Suite à la tempête médiatique engendrée par le blâme de plagiat que le Conseil de presse adressait à Djemila Benhabib, la militante laïque a fait connaître sa réaction à cette décision qu’elle juge « mal avisée » et porteuse d’ « injustices flagrantes et déplorables ».

L’auteure, qui lance cette semaine à Montréal son tout dernier ouvrage de combat contre l’islamisme politique (1), déplore que le Conseil de presse se soit laissé instrumentaliser dans une guerre d’opinion sur l’islamisme et la laïcité et ait ainsi servi une « vulgaire, sinon grossière ‘’job de bras’’». À son tour, Djemila Benhabib jette un « blâme sévère » contre le Conseil de presse pour avoir fait preuve de « légèreté dans le traitement du dossier ».

Je laisse à chacun le soin de prendre connaissance de la décision du Conseil de presse et de la réaction de Mme Benhabib afin de se faire une idée sur le sujet.

Blâme sévère contre banalités
Dès que j’ai pris connaissance de cette affaire et avant que Djemila Benhabib n’ait publié sa réaction, j’ai été profondément étonné par l’écart entre la sévérité du blâme qui lui était adressé et le caractère plutôt banal du plagiat allégué. Mon propos ici n’est pas d’excuser le plagiat lorsque plagiat il y a, mais de juger l’écart reproché à sa juste valeur.

D’une part, on ne retrouve aucun exemple du dit plagiat dans ce qui a été rendu public par le Conseil de presse. Ce n’est que sur le site de Radio-Canada que nous trouvons deux exemples. On se serait attendu à une copie intégrale d’un texte d’opinion repiqué ailleurs mais on nous donne deux simples phrases, tirées de deux textes de blogues différents, qui auraient été glanées ailleurs. On aura beau lire et relire l’une d’elles sans trouver où est le plagiat. Jugez-en par vous-mêmes. Mme Benhabib a écrit :

« Il faut d’urgence rétablir la démocratie dans ses droits, la laïcité dans toute sa force, et enseigner les valeurs et les principes citoyens à nos enfants. »

Ce qui serait un plagiat de :

« Il faut d’urgence rétablir la vie dans ses droits, rétablir la laïcité dans toute sa force, et enseigner de nouveau des savoirs réels. »

Si Radio-Canada nous a livré ce qu’il y a de plus convaincant dans cette plainte, ça ne dépasse pas la simple communauté d’esprit ou l’empreinte laissée par une lecture marquante.
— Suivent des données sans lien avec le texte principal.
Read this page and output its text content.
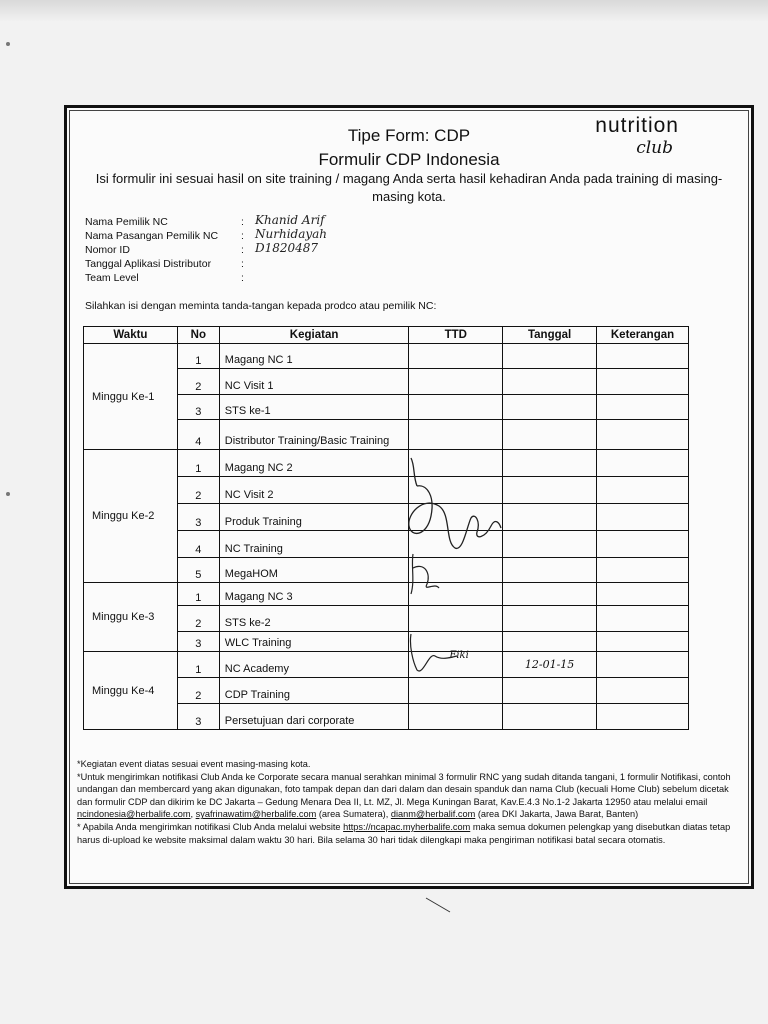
Tipe Form: CDP
Formulir CDP Indonesia
Isi formulir ini sesuai hasil on site training / magang Anda serta hasil kehadiran Anda pada training di masing-masing kota.
nutrition
club
Nama Pemilik NC	: Khanid Arif
Nama Pasangan Pemilik NC : Nurhidayah
Nomor ID	: D1820487
Tanggal Aplikasi Distributor	:
Team Level	:
Silahkan isi dengan meminta tanda-tangan kepada prodco atau pemilik NC:
Waktu	No	Kegiatan	TTD	Tanggal	Keterangan
Minggu Ke-1	1	Magang NC 1			
	2	NC Visit 1			
	3	STS ke-1			
	4	Distributor Training/Basic Training			
Minggu Ke-2	1	Magang NC 2			
	2	NC Visit 2			
	3	Produk Training			
	4	NC Training			
	5	MegaHOM			
Minggu Ke-3	1	Magang NC 3			
	2	STS ke-2			
	3	WLC Training			
Minggu Ke-4	1	NC Academy	Fiki	12-01-15	
	2	CDP Training			
	3	Persetujuan dari corporate			

*Kegiatan event diatas sesuai event masing-masing kota.

*Untuk mengirimkan notifikasi Club Anda ke Corporate secara manual serahkan minimal 3 formulir RNC yang sudah ditanda tangani, 1 formulir Notifikasi, contoh undangan dan membercard yang akan digunakan, foto tampak depan dan dari dalam dan desain spanduk dan nama Club (kecuali Home Club) sebelum dicetak dan formulir CDP dan dikirim ke DC Jakarta – Gedung Menara Dea II, Lt. MZ, Jl. Mega Kuningan Barat, Kav.E.4.3 No.1-2 Jakarta 12950 atau melalui email ncindonesia@herbalife.com, syafrinawatim@herbalife.com (area Sumatera), dianm@herbalif.com (area DKI Jakarta, Jawa Barat, Banten)

* Apabila Anda mengirimkan notifikasi Club Anda melalui website https://ncapac.myherbalife.com maka semua dokumen pelengkap yang disebutkan diatas tetap harus di-upload ke website maksimal dalam waktu 30 hari. Bila selama 30 hari tidak dilengkapi maka pengiriman notifikasi batal secara otomatis.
Si le plagiat allégué est de cette nature, la banalité de la chose n’a aucune commune mesure avec la sévérité du blâme. Chose certaine, Djemila Benhabib n’a pas besoin de copier qui que ce soit pour émettre ses opinions.

Puisque le Conseil de presse ne donne pour sa part aucun exemple, on peut se demander où Radio-Canada a eu son information. Selon ce que nous apprend Djemila Benhabib, le Conseil a coulé son dossier dans les médias avant même d’avoir avisé Mme Benhabib de sa décision. Il y a là un manque flagrant d’éthique professionnelle dont le Conseil de presse devra répondre.

On peut également s’étonner de l’importance que Radio-Canada a accordée à cette affaire, en en faisant une nouvelle d’intérêt national dans son Téléjournal. La télé fédéraliste et multiculturaliste en fera-t-elle autant avec la réplique de Mme Benhabib?

Guerre d’opinion
Après avoir affirmé qu’elle ne visait que l’intérêt public, la plaignante dans cette affaire, Odile Jouanneau, a reconnu vouloir s’en prendre au discours de Djemila Benhabib et à son image : « J’espère qu’après cette décision, on se questionnera sur l’image intouchable de Djemila Benhabib ainsi que sur son discours », a-t-elle déclaré à La Presse.

Sur une page Facebook dédiée au Collège Maisonneuve, Odile Jouanneau dit être prête à attaquer Denise Bombardier pour « incitation à la haine » suite à un texte de blogue sur les troubles commis dans ce collège par un groupe d’élèves que l’on sait être des sympathisants islamistes (commentaire qui semble avoir été retiré depuis).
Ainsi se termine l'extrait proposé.